Chronic illness has a way of whispering lies into both hearts:

  • “You’re too much.”
    •    “You’re not enough.”
    •    “They’d be better off without you.”
    •    “This isn’t a real relationship anymore.”

I want my writing to be a loud, stubborn “No” to those lies.

To women reading this who live with endometriosis and fibromyalgia:
You are not a burden just because your body demands more care. Needing rest, pain relief, or help does not make you less lovable, less worthy, or less feminine. Your courage in waking up each day and facing pain that others can’t see is extraordinary, even when you don’t feel strong at all.
To men and partners reading this:
You are not weak for feeling overwhelmed, scared, or unsure of what to do. You are not a failure because you cannot fix what medicine itself struggles to treat. Your job is not to be a superhero, it’s to be human, present, and willing to learn.

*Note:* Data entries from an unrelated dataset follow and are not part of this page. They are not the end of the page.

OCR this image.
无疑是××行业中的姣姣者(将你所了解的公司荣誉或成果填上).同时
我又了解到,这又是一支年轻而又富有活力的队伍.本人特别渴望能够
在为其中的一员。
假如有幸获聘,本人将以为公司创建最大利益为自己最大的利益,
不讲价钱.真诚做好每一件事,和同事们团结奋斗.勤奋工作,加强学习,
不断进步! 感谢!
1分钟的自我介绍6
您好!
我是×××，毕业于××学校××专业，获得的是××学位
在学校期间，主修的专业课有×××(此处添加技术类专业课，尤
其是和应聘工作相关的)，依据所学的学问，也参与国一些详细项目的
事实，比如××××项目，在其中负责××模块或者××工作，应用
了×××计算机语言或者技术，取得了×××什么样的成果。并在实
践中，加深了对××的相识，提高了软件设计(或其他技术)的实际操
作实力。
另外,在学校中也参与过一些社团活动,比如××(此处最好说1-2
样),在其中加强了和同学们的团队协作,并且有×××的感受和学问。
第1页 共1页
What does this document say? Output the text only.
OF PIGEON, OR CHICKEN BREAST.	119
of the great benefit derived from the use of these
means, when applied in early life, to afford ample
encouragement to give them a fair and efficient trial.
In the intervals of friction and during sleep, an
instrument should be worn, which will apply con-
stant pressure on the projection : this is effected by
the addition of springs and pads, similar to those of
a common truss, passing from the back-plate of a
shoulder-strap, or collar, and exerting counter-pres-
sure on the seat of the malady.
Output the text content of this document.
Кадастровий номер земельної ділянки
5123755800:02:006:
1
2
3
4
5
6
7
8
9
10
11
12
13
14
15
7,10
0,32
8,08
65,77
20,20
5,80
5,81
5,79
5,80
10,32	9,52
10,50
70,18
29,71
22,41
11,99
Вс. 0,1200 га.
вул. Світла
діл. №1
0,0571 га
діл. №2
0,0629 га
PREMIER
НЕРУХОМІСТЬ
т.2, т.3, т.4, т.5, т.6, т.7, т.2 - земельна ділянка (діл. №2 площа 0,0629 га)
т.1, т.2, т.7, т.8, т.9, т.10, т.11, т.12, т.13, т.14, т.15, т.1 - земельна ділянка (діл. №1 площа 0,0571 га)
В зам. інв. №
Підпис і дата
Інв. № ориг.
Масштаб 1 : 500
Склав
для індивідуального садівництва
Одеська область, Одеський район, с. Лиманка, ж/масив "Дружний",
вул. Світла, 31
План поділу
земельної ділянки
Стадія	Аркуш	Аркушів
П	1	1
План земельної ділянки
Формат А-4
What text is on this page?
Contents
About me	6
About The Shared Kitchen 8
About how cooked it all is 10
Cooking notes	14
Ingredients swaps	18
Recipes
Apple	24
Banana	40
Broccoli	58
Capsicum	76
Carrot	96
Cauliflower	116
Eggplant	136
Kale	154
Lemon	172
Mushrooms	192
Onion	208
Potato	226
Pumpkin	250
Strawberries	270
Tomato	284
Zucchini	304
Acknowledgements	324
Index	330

If you take one thing away from my writing, let it be this:

  • Keep talking. Share the ugly truths, the fears, the anger, the grief. Don’t leave the room emotionally just because you don’t know what to say.
    •    Keep choosing each other. Not in a perfect, fairy-tale way, but in the small, daily decisions: making her tea, going with her to the appointment, admitting when you’re tired, asking for a hug instead of withdrawing.
    •    Get creative about your life. If traditional work, routines, or roles no longer fit, you’re allowed to redesign everything. Work-from-home, flexible jobs, slow weekends, adjusted expectations, these are not failures; they are acts of love.
    •    Protect both hearts. The chronically ill partner needs validation, safety, and belief. The healthier partner needs rest, space, and emotional support too. Both matter. Neither should disappear.

Love in the world of chronic illness doesn’t look like a movie. It looks like heat pads on the bed, slow walks instead of long hikes, changing plans last minute, laughing on the good days, holding each other on the bad ones, and saying, “We will find a way through this together,” even when you’re not sure how yet.

If my words do anything, I hope they make at least one woman feel less alone in her pain, and at least one man feel less ashamed of his struggle to cope. And if they help even one couple realise that their story is still worth fighting for, even with endometriosis and fibromyalgia in the middle, then every sleepless night I’ve spent writing has been worth it.